And another freebie, thank you!

May 4th, 2021 harvest.

I can’t recall ever having a Japanese oolong before.

Thés du Japon likens this tea to a baozhong oolong. I have to agree, though it is much less florally intense than the Taiwanese teas I’ve had of this style.

The dry leaf smells toasty-biscuity with sweet-sour baked fruits, like an apricot-quince compote if I were to imagine one. The aroma of the tea is floral-sugarcane sweet with a creamy lily note.

First cup is smooth and silky, fruity-tangy with a unique sweetness and a spicy catch in the throat; drying with a persistent fruity mango-coconut? aftertaste. As I sip the second cup, I realize the overall taste is not well-defined but is round and rather ethereal, much like a Taiwanese Dayuling I had several years ago. Maybe with that silky mouthfeel it’s like coconut water? With the second steep, I notice a tiny bit of bitterness, however it’s not off-putting. Here is where I am arrested immediately by the intoxicating aroma coming off the wet leaf, the tea itself and also the bottom the cup. Macerated peaches with sugar and lemon sticks sweetly to everything! This carries into the third steep where the tea becomes slatey-mineral, reminding me in a way of how activated charcoal feels. I know that sounds strange but that’s where my mind went. From the fourth infusion on, the tea seems to regain a sense of self beyond the mineral character. The sweet, fruity aroma and aftertaste both carry even into the seventh infusion, where I call it quits.

I’m having a difficult time describing this tea and wish I had more to play around with! Despite this difficulty, it’s a treat of a tea with its aroma, silky mouthfeel and aftertaste. And it handles boiling water with grace, which is always a plus.
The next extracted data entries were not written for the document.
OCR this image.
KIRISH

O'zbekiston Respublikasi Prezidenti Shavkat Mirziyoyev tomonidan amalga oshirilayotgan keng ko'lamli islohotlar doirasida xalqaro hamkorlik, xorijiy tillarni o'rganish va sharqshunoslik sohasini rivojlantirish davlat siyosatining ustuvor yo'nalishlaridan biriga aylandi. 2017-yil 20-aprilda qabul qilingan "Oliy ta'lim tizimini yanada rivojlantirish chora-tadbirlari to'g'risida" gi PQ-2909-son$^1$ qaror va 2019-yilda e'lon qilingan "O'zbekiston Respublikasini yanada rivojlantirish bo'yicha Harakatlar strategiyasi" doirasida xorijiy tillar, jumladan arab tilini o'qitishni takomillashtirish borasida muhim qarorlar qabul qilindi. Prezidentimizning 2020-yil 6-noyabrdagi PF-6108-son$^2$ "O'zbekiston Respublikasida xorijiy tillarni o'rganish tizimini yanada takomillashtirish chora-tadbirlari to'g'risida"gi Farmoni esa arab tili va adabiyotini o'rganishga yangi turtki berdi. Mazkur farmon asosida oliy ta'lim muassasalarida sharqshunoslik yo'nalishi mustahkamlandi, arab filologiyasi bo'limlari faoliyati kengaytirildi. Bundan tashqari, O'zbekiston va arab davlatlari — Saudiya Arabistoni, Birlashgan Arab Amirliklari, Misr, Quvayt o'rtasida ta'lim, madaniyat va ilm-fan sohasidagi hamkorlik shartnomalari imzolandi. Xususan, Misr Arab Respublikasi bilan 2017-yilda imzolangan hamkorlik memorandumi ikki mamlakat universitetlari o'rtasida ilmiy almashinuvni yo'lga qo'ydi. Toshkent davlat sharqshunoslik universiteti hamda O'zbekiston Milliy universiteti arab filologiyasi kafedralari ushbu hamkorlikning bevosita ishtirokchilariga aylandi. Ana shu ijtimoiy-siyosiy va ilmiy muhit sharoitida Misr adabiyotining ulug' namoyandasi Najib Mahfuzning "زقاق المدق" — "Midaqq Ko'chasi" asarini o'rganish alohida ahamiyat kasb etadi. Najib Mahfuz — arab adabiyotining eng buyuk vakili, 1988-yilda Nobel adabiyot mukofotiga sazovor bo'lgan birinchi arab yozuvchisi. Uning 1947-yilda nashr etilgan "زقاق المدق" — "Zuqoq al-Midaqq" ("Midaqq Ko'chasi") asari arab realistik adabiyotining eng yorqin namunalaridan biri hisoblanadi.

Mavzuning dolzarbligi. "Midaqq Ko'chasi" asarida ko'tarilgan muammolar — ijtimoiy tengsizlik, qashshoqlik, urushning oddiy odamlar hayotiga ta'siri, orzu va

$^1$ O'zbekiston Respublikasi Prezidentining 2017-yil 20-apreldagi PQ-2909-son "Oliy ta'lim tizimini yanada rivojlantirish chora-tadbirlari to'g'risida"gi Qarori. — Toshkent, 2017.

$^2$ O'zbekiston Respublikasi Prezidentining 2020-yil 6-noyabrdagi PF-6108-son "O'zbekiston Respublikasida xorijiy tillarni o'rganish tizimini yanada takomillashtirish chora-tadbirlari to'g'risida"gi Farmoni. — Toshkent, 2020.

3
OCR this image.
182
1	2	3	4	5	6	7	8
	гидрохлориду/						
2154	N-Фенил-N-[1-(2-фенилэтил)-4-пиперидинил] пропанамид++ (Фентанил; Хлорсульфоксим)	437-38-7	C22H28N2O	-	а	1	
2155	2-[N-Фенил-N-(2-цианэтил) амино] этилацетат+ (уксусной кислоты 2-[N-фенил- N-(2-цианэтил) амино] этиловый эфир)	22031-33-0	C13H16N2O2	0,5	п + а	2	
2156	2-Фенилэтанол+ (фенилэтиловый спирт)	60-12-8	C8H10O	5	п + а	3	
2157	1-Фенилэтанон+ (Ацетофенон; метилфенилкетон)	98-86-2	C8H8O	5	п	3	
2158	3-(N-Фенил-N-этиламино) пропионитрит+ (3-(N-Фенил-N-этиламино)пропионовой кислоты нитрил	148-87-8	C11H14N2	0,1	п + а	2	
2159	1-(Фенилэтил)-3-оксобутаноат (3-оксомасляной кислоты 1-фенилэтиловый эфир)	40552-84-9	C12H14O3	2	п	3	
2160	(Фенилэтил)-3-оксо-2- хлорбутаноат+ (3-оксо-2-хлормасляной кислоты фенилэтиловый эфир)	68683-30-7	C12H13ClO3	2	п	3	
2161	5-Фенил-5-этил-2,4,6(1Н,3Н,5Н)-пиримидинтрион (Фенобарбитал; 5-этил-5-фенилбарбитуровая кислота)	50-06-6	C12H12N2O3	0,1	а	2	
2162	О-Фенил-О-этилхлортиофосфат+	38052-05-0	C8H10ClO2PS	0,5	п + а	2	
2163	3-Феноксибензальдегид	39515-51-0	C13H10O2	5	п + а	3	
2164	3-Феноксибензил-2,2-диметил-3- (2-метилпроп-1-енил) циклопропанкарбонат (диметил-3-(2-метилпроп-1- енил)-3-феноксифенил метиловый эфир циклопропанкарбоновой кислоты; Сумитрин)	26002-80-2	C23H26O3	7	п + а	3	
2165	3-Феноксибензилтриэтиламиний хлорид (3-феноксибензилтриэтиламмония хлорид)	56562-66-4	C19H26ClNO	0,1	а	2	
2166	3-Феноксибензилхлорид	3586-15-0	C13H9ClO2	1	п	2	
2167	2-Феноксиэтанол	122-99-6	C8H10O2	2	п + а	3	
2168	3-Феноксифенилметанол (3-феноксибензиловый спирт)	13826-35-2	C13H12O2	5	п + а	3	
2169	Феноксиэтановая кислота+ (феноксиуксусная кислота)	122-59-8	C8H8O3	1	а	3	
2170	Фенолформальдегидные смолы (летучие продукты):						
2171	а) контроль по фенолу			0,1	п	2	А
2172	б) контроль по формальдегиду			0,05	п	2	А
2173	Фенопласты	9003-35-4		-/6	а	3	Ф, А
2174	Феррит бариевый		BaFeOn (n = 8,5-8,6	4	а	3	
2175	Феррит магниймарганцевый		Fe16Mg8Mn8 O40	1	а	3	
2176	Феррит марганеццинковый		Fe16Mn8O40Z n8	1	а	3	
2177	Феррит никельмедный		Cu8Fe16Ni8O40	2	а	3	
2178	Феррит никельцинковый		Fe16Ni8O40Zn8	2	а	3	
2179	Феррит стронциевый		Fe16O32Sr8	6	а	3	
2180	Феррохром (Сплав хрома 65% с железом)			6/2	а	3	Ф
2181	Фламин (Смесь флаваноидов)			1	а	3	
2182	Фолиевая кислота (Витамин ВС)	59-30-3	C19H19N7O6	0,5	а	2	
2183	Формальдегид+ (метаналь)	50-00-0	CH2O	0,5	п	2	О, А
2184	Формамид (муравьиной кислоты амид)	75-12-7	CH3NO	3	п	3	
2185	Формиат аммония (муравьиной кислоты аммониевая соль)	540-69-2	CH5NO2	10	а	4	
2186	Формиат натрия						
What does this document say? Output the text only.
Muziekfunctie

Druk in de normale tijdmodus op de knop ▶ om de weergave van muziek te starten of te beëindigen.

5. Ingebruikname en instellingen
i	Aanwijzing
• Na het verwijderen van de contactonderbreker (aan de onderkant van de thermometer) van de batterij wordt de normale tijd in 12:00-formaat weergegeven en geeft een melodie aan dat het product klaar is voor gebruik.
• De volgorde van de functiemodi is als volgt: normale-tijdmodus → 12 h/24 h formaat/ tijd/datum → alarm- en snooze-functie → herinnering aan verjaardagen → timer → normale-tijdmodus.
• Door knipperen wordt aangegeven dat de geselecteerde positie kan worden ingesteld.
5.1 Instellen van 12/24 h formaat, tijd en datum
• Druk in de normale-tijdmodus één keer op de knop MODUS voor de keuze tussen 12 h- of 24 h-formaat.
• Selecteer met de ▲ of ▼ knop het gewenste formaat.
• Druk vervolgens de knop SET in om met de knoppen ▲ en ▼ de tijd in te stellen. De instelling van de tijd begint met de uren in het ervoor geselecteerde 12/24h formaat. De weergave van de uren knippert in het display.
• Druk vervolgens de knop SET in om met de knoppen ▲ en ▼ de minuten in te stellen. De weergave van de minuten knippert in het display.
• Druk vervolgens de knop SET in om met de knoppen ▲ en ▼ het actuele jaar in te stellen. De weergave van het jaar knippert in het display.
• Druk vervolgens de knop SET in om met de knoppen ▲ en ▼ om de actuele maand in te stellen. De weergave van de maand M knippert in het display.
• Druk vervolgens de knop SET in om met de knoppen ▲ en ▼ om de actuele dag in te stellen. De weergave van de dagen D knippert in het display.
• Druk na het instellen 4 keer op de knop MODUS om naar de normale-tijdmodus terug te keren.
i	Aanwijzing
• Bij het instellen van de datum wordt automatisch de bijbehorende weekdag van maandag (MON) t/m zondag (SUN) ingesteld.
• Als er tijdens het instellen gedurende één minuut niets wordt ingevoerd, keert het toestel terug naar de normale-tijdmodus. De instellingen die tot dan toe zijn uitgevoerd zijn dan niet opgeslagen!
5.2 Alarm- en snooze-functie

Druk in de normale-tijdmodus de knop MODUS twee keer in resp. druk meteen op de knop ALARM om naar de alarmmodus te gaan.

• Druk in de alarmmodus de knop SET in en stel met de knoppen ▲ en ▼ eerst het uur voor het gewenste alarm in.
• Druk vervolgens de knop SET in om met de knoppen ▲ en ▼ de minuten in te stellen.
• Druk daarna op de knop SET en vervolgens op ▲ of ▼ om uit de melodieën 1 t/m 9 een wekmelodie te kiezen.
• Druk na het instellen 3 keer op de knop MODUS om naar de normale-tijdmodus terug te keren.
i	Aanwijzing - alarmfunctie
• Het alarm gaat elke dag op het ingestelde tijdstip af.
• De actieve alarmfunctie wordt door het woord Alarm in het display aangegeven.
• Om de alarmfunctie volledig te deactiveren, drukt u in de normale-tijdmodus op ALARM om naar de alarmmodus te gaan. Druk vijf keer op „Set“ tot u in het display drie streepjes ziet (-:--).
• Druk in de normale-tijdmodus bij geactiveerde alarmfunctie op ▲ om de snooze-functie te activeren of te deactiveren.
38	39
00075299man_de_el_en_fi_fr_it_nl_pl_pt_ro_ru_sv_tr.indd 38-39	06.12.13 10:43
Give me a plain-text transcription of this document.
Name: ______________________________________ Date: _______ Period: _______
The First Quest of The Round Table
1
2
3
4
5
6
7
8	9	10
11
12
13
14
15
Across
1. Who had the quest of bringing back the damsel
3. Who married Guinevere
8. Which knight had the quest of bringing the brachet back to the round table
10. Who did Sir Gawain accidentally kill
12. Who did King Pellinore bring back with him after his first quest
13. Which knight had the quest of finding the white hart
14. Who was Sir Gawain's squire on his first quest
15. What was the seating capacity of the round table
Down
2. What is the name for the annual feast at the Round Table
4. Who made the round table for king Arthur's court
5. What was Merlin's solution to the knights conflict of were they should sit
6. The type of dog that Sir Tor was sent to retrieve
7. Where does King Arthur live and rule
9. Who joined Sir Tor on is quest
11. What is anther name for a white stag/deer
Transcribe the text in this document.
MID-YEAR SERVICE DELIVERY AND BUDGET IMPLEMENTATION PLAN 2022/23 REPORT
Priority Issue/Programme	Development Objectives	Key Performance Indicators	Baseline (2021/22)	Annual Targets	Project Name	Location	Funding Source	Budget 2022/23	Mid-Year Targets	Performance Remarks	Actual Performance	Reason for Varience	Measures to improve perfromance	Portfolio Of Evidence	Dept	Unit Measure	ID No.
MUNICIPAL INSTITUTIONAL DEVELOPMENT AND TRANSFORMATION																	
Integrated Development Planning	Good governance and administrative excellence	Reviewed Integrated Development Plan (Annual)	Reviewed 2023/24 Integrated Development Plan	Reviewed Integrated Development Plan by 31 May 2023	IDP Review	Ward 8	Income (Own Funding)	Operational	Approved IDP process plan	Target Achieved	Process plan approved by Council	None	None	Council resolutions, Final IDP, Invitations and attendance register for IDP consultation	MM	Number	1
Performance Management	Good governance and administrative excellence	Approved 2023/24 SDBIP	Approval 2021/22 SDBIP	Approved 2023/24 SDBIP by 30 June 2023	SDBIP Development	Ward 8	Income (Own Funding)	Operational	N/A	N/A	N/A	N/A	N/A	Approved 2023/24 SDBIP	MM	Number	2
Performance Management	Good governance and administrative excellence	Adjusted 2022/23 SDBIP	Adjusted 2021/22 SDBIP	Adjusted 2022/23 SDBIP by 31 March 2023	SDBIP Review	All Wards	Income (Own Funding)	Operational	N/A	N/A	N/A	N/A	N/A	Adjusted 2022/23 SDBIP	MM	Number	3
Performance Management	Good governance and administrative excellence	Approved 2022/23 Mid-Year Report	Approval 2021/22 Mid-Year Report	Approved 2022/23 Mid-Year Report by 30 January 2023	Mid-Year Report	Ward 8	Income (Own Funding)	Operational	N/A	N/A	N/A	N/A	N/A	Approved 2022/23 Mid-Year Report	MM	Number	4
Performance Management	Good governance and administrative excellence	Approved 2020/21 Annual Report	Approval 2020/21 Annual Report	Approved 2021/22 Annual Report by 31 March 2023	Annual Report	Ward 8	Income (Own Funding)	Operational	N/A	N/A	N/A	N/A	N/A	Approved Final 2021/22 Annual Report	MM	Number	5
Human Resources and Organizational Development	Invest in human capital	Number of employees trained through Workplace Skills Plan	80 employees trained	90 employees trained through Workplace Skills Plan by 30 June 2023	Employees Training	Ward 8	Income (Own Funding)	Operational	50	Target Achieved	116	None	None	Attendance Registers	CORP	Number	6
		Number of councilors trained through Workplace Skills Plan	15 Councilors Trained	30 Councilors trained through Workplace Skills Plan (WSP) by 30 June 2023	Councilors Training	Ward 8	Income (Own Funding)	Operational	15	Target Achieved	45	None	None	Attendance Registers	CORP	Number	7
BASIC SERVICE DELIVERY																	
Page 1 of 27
Flavors: Apricot, Butter, Coconut, Creamy, Drying, Fruity, Grain, Lemon, Lily, Mango, Mineral, Peach, Quince, Round, Silky, Smooth, Stewed Fruits, Sugar, Sugarcane, Sweet, Tangy, Toast

Preparation
Boiling 0 min, 30 sec 3 g 2 OZ / 60 ML
Leafhopper

This one sounds good!

Martin Bednář

If I remember correctly, another is waiting for you at the post office :wink:

derk

Oh cool :) I forgot the post office wasn’t open yesterday (public holiday) and I couldn’t make it before closing today. Tomorrow!